Facebook is OK for this kind of stuff but you might know a better site to advertise with. This is part of the organizing process since it will also take time. Items that have higher values such as collectibles can be posted onto eBay. You can immediately see what they are worth and set the value based on the condition it’s in. The benefit will come when someone buys your item. Everyone can see the sense and value of that.
Keep a logbook of the items you are selling is a great reminder of how the benefits start to tally up. These become great memories of the time that you cleared up all your clutter and can show a profit margin. Remember those ideas about what to use all the renewed space for? That profit can be used exactly for that or just keeping up with your monthly bills.
Alternatively, take the money that you’ve saved from selling off your clutter and use it for improving your home. With some new paint and minor home improvements, you can add space-saving cabinets and closet organizers.

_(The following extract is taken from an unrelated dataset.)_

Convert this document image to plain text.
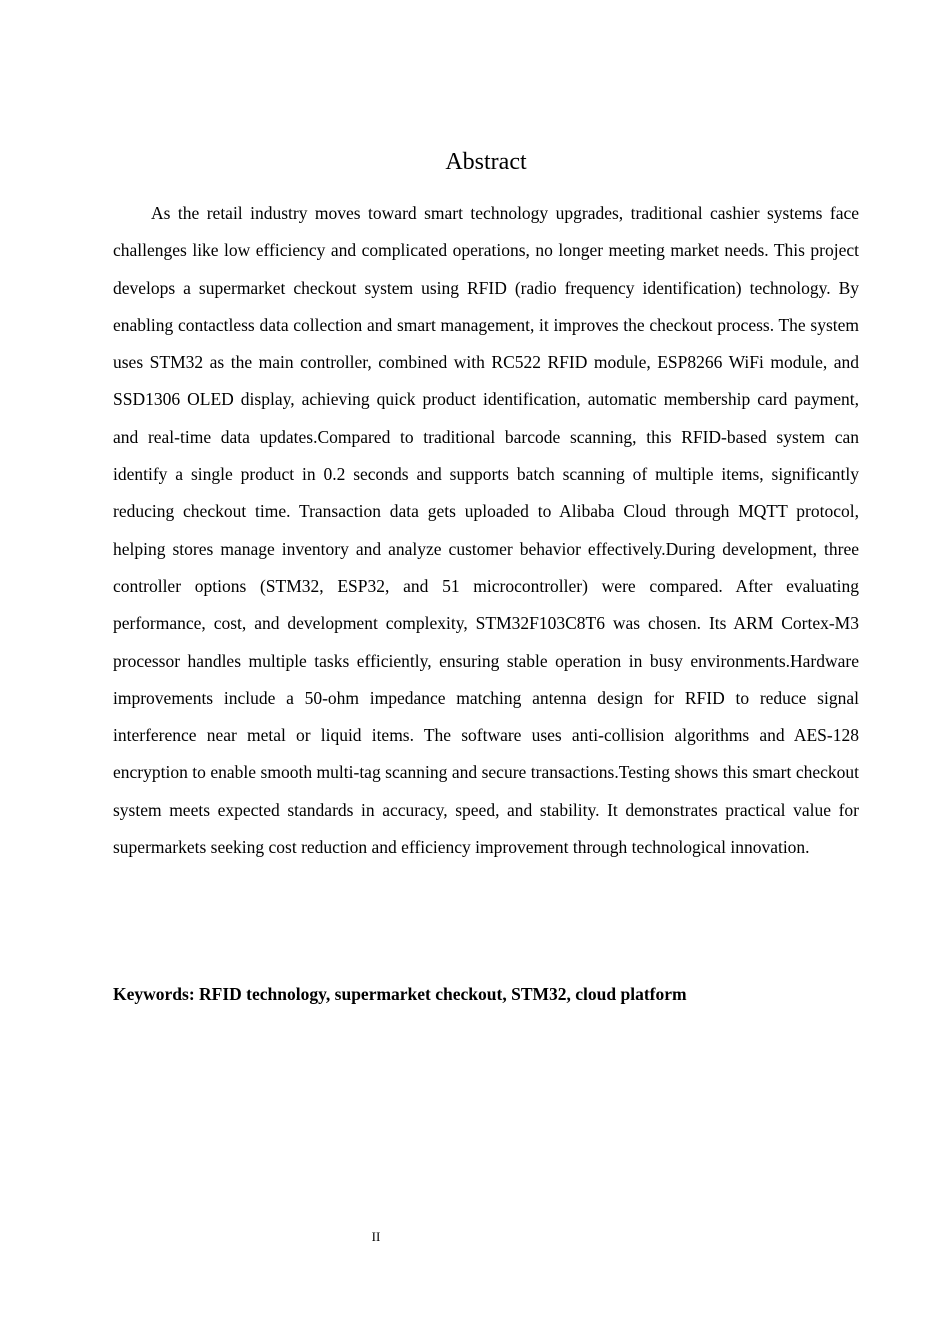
Abstract

As the retail industry moves toward smart technology upgrades, traditional cashier systems face challenges like low efficiency and complicated operations, no longer meeting market needs. This project develops a supermarket checkout system using RFID (radio frequency identification) technology. By enabling contactless data collection and smart management, it improves the checkout process. The system uses STM32 as the main controller, combined with RC522 RFID module, ESP8266 WiFi module, and SSD1306 OLED display, achieving quick product identification, automatic membership card payment, and real-time data updates.Compared to traditional barcode scanning, this RFID-based system can identify a single product in 0.2 seconds and supports batch scanning of multiple items, significantly reducing checkout time. Transaction data gets uploaded to Alibaba Cloud through MQTT protocol, helping stores manage inventory and analyze customer behavior effectively.During development, three controller options (STM32, ESP32, and 51 microcontroller) were compared. After evaluating performance, cost, and development complexity, STM32F103C8T6 was chosen. Its ARM Cortex-M3 processor handles multiple tasks efficiently, ensuring stable operation in busy environments.Hardware improvements include a 50-ohm impedance matching antenna design for RFID to reduce signal interference near metal or liquid items. The software uses anti-collision algorithms and AES-128 encryption to enable smooth multi-tag scanning and secure transactions.Testing shows this smart checkout system meets expected standards in accuracy, speed, and stability. It demonstrates practical value for supermarkets seeking cost reduction and efficiency improvement through technological innovation.

Keywords: RFID technology, supermarket checkout, STM32, cloud platform

II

Maximize your space even more with these add-ons that don’t cost much money at all. And to be honest, when you have more time to do these things, improving your home is easier. Especially since you’ve been able to remove and get rid of clutter!
Involve your whole family if you all live under the same roof.
Everyone can be part of the process and it will bring you closer, especially if it doesn’t seem like work and there is a financial benefit to it. Make this home improvement renewal task into a contest and have a weekly progress chart. Everyone can see where they’ve reached a new goal. Reward your family with bonuses and praise for the hard work they’re doing. You should know that the final goal is to bring you and your family closer.
In this time that is full of dark feelings and news broadcasts that are even darker, create some light moments. If you are busy with de-cluttering your home and everyone is involved, it will stimulate talking with each other. And also bringing up stories that perhaps your kids never heard before! They can learn about the history of some of these items and learn how they can be sold. More importantly, they can learn how being organized is a value all by itself.